Practice: Number of Islands
Problem: https://leetcode.com/problems/number-of-islands/
Recognition reminder: the grid is a graph in disguise. Each "1" cell is a node, and two land cells are adjacent when they touch up, down, left, or right (not diagonally). “How many separate islands” is “how many connected components”. You count components by walking the grid; each time you find unvisited land, you flood that whole island and add one.
Signature note
Write your solution as a function num_islands(grid: list[list[str]]) -> int. The grid holds the strings "1" (land) and "0" (water), not integers. The provided test passes a fresh copy of each grid on every call, because the standard flood-fill solution marks visited land by overwriting it (it mutates the grid); the test does not assume whether you mutate or copy, but it never reuses a grid you might have changed.
Before you start (the five-beat rhythm)
- Your Pattern Card for this week is already written.
- Name the pattern aloud and write your approach as a plain-English comment before any code.

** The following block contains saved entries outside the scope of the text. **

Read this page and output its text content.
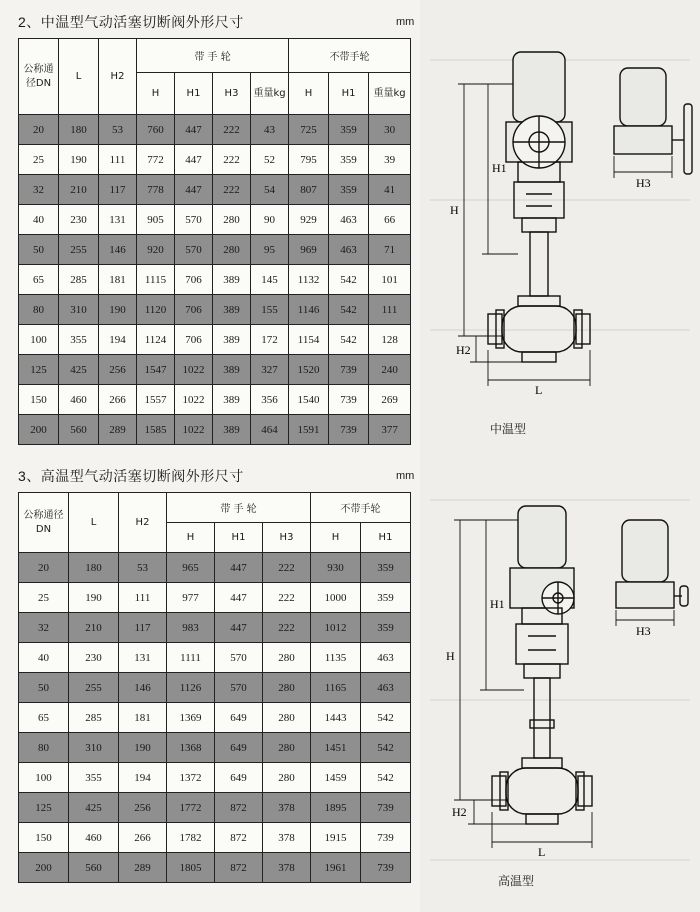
2、中温型气动活塞切断阀外形尺寸	mm
公称通径DN	L	H2	带 手 轮				不带手轮		
			H	H1	H3	重量kg	H	H1	重量kg
20	180	53	760	447	222	43	725	359	30
25	190	111	772	447	222	52	795	359	39
32	210	117	778	447	222	54	807	359	41
40	230	131	905	570	280	90	929	463	66
50	255	146	920	570	280	95	969	463	71
65	285	181	1115	706	389	145	1132	542	101
80	310	190	1120	706	389	155	1146	542	111
100	355	194	1124	706	389	172	1154	542	128
125	425	256	1547	1022	389	327	1520	739	240
150	460	266	1557	1022	389	356	1540	739	269
200	560	289	1585	1022	389	464	1591	739	377
H
H1
H2
L
H3
中温型
3、高温型气动活塞切断阀外形尺寸	mm
公称通径DN	L	H2	带 手 轮			不带手轮	
			H	H1	H3	H	H1
20	180	53	965	447	222	930	359
25	190	111	977	447	222	1000	359
32	210	117	983	447	222	1012	359
40	230	131	1111	570	280	1135	463
50	255	146	1126	570	280	1165	463
65	285	181	1369	649	280	1443	542
80	310	190	1368	649	280	1451	542
100	355	194	1372	649	280	1459	542
125	425	256	1772	872	378	1895	739
150	460	266	1782	872	378	1915	739
200	560	289	1805	872	378	1961	739
H
H1
H2
L
H3
高温型
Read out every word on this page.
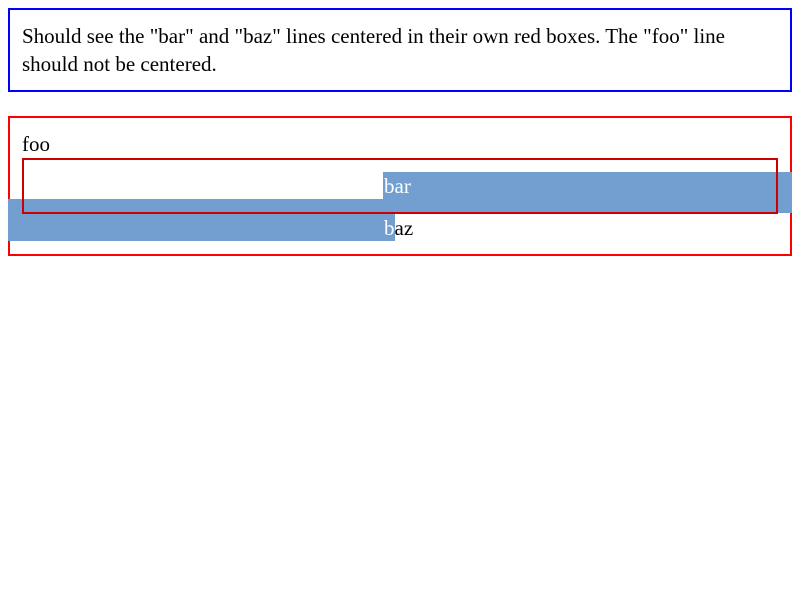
Should see the "bar" and "baz" lines centered in their own red boxes. The "foo" line should not be centered.

foo
bar
baz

- Struggle floor: 25 minutes unaided. No hints, no AI, no Discuss tab.
- If stuck past the floor, ask the tutor for a hint. Six rungs, one per ask.
- Debrief in your commit message before moving to the next problem.
Your target
Fill these in yourself before you look at anyone else’s solution:
Target time complexity: ____
Target space complexity: ____
Think in terms of how many cells you visit and how many times you visit each one. The grid has rows times columns cells; a correct flood-fill visits each once.
Where your code goes
Write your solution in your own work repo (see getting-started.md), not in this folder. This folder ships only the problem spec and a provided-example test (tests/test_provided.py) so you can check the given cases locally before you submit to LeetCode’s judge. The judge is the oracle; the tutor will not confirm your answer by reading it.
Debrief (paste into your commit message)
1. What pattern did this turn out to be?
2. What was the trigger phrase or input shape that should have made me reach for it?
3. What was the time and space complexity, and what would dominate at scale?
4. What edge case would have broken my first attempt?
5. What would I do differently in three days when I see this cold?